O petróleo tipo Brent para junho fecha em queda de 1,90%, a US$ 66,76 o barril; WTI/junho perde 2,19%, a US$ 63,58

“A recuperação da demanda pós-COVID-19 ainda é desigual e o aumento nos casos indianos serve como um lembrete oportuno de que qualquer alta para US$ 70 é muito prematura”, disseram analistas da Energy Aspects em uma nota.
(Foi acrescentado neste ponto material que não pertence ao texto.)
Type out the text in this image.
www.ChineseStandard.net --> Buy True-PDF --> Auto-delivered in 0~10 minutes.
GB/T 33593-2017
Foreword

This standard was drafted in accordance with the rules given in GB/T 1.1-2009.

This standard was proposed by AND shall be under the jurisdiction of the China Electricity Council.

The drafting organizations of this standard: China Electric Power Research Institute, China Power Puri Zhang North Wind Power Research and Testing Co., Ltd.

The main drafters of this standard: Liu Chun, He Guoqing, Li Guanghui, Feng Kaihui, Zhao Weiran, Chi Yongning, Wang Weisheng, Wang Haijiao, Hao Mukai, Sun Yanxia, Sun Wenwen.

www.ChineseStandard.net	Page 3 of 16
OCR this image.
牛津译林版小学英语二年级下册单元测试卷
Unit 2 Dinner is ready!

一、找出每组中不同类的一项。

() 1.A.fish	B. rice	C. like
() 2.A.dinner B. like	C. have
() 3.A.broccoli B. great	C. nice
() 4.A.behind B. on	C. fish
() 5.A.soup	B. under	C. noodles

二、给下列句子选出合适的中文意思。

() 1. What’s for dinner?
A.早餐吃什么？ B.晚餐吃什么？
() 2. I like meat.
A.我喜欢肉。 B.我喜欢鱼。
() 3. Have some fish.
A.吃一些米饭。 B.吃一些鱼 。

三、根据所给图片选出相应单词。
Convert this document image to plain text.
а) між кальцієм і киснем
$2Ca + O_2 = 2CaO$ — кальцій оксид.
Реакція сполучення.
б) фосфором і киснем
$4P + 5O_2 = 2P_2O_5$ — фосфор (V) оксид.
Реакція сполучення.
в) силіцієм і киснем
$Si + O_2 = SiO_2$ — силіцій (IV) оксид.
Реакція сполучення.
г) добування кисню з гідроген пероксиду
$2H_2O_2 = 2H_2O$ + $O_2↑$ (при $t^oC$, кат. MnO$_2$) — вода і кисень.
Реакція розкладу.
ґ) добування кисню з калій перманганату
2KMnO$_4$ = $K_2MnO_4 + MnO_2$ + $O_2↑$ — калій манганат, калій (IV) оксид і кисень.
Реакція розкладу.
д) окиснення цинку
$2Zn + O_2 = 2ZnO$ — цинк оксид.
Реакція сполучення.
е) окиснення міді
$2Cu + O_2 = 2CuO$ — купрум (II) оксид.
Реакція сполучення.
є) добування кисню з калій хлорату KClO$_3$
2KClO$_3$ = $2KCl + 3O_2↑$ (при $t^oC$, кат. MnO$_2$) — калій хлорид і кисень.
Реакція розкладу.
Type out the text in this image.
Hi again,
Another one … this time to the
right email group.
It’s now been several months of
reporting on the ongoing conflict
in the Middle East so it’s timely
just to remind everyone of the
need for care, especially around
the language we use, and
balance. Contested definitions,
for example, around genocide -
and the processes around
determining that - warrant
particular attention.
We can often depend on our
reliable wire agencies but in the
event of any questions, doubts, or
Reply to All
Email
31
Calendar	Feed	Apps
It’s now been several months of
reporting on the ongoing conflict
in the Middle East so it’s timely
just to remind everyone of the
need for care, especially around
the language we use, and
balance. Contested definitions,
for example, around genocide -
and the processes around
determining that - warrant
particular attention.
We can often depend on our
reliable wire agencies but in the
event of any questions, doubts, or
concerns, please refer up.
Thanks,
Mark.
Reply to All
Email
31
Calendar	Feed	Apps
É provável que tal nível seja alcançado apenas no terceiro trimestre deste ano, quando a demanda melhora materialmente e termina a desestocagem, disseram eles.

O Brent está a caminho de ganhar cerca de 8% em abril, enquanto o WTI pode ver ganhos de quase 10%.

Os aumentos serão os quintos ganhos mensais em seis meses, já que a demanda global quase retornou aos níveis pré-pandêmicos devido ao estímulo fiscal e à redução do bloqueio de vírus em alguns países, enquanto os cortes de produção da OPEP e seus aliados, incluindo a Rússia, diminuíram o petróleo excesso de oferta.

A adoção mais ampla das vacinas Covid-19 também está restaurando a confiança nas viagens, aumentando a demanda por combustivel.

Várias cidades dos EUA estão emergindo do bloqueio, alimentando a confiança de uma demanda mais forte por gasolina antes da temporada de verão nos EUA, disseram analistas do ANZ, enquanto as vendas de combustíveis rodoviários no Reino Unido estão se aproximando dos níveis do verão passado.

O próximo feriado do Dia do Trabalho na China também aumentaria a demanda por combustível no segundo maior consumidor de petróleo do mundo.

“Este otimismo renovado está ofuscando os ventos contrários na Índia, onde uma segunda onda de infecções de COVID-19 está resultando em novas restrições de viagem sendo postas em prática”, disse ANZ em uma nota.

A segunda nação mais populosa do mundo está em crise profunda, com hospitais e necrotérios sobrecarregados, já que o número de casos de Covid-19 chegou a 18 milhões na quinta-feira.

Uma pesquisa do setor privado mostrou que a atividade fabril do Japão se expandiu em abril no ritmo mais rápido desde o início de 2018 em uma recuperação da demanda global, embora novas restrições ao coronavírus lançassem uma sombra sobre a perspectiva econômica geral.

O crescimento da atividade fabril da China, no entanto, desacelerou mais do que o esperado, mostraram dados oficiais.